I visited the Old Royal Observatory at Greenwich, across the Thames from London, and they have an illuminated line in the pavement that marks The Prime Meridian -- Zero degrees East-West, "Where Time Begins." A class of elementary school kids skipped back and forth over the illuminated pavement line, jumping between the Eastern Hemisphere and the Western Hemisphere.
(So did I.)
At night they shine a laser light into the sky above the Thames Valley so you can see the Prime Meridian in the sky.
A whomp-ass red metal ball atop the Observatory's tower drops every day exactly at noon, so ships at anchor in the Thames can set their Harrison chronometers to the exact Greenwich time. This was the technology that allowed ships always to know their longitude wherever they sailed on Earth. (Latitude is an easy problem, longitude was a 50-aspirin headache that even Galileo and Newton couldn't solve. It was solved by a self-taught clockmaker names John Harrison [1693 - 1776].)

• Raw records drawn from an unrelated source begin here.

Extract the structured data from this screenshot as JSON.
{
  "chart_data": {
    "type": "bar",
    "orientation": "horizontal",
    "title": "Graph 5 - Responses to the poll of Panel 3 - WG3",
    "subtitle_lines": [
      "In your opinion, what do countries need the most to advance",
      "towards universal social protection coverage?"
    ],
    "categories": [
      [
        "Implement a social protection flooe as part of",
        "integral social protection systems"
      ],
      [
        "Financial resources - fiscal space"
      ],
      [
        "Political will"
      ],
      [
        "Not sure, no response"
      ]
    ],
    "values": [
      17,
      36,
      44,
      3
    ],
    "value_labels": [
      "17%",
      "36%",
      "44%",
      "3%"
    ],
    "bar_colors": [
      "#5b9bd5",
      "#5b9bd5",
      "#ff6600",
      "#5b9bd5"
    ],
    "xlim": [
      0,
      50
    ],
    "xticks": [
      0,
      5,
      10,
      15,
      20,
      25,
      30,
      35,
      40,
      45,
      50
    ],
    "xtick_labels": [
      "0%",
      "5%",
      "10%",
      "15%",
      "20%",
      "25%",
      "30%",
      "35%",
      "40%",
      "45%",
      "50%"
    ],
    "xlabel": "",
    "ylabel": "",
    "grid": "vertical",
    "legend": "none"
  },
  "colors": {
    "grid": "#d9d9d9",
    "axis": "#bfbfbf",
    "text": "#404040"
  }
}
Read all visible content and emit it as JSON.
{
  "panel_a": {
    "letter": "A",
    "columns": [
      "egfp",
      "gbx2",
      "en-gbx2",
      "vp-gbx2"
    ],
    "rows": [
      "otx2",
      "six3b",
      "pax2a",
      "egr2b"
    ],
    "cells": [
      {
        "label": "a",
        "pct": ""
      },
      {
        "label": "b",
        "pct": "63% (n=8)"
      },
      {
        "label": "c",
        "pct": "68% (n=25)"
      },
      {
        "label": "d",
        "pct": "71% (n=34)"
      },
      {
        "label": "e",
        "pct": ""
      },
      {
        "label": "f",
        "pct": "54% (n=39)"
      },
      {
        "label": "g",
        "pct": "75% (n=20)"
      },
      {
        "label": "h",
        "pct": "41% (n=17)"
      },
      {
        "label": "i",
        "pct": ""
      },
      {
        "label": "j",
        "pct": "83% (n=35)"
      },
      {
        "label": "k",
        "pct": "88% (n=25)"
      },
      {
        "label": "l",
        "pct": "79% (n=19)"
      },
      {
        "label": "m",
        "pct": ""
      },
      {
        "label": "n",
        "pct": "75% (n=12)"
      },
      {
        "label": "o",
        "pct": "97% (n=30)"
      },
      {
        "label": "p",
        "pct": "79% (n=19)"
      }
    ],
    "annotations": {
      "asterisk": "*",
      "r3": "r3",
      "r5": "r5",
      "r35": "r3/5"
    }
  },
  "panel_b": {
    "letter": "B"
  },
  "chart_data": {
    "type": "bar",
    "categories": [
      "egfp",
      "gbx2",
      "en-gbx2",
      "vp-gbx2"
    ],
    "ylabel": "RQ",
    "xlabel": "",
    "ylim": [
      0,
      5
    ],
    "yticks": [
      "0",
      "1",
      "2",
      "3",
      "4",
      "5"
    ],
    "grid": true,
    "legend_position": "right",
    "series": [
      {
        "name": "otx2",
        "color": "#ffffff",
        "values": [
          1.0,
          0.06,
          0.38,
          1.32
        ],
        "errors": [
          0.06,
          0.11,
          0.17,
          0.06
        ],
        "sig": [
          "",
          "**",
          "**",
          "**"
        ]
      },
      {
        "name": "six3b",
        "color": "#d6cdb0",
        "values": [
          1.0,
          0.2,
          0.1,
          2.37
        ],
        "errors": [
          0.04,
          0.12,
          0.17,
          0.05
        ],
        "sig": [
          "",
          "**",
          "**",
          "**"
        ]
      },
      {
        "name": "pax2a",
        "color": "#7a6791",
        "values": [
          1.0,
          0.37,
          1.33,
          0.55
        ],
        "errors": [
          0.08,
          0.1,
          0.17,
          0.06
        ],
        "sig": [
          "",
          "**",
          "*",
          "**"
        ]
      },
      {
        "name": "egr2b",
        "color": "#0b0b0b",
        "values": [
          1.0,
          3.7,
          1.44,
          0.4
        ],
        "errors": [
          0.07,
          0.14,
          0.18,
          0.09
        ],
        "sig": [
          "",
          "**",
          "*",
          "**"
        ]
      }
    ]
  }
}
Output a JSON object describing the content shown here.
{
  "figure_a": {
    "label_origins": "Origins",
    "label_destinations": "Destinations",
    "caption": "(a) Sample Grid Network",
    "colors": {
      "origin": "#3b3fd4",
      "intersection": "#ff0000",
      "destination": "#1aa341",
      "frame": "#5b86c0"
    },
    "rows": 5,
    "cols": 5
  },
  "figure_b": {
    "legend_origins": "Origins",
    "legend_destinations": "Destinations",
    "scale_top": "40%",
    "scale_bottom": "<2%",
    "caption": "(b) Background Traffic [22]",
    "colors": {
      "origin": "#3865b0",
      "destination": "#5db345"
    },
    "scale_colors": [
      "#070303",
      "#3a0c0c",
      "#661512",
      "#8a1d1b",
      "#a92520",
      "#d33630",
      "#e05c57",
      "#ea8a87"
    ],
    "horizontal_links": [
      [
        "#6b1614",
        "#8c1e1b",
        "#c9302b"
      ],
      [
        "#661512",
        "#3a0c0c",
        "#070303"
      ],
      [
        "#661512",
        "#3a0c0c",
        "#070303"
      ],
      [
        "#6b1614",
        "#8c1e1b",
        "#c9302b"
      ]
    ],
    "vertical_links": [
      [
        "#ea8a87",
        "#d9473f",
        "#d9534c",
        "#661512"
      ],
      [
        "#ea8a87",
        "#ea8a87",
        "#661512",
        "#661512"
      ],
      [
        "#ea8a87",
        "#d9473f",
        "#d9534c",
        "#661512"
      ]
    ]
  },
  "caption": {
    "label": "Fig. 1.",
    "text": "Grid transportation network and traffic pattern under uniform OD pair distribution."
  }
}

The Old Royal Observatory was designed by the architect Christopher Wren, and from its hilltop you can look down to the Thamees bank and see the sublime, ethereal Queen's House by Britain's other great architect Inigo Jones. The whole neighborhood is Architecture Heaven.
On my first trip to Europe I took a train from Amsterdam to Prague. In the middle of the night somewhere in Deutschland, I was standing in the train corridor to stretch my legs and a young woman, a little light on the Social Graces, said
"Zeit."
to me. I looked confused, so she yelled it louder.
"ZEIT!"
I still looked confused, so she grabbed my arm and looked at my G-Shock watch. Then she gave me my arm back. That's how I learned the German word for Time.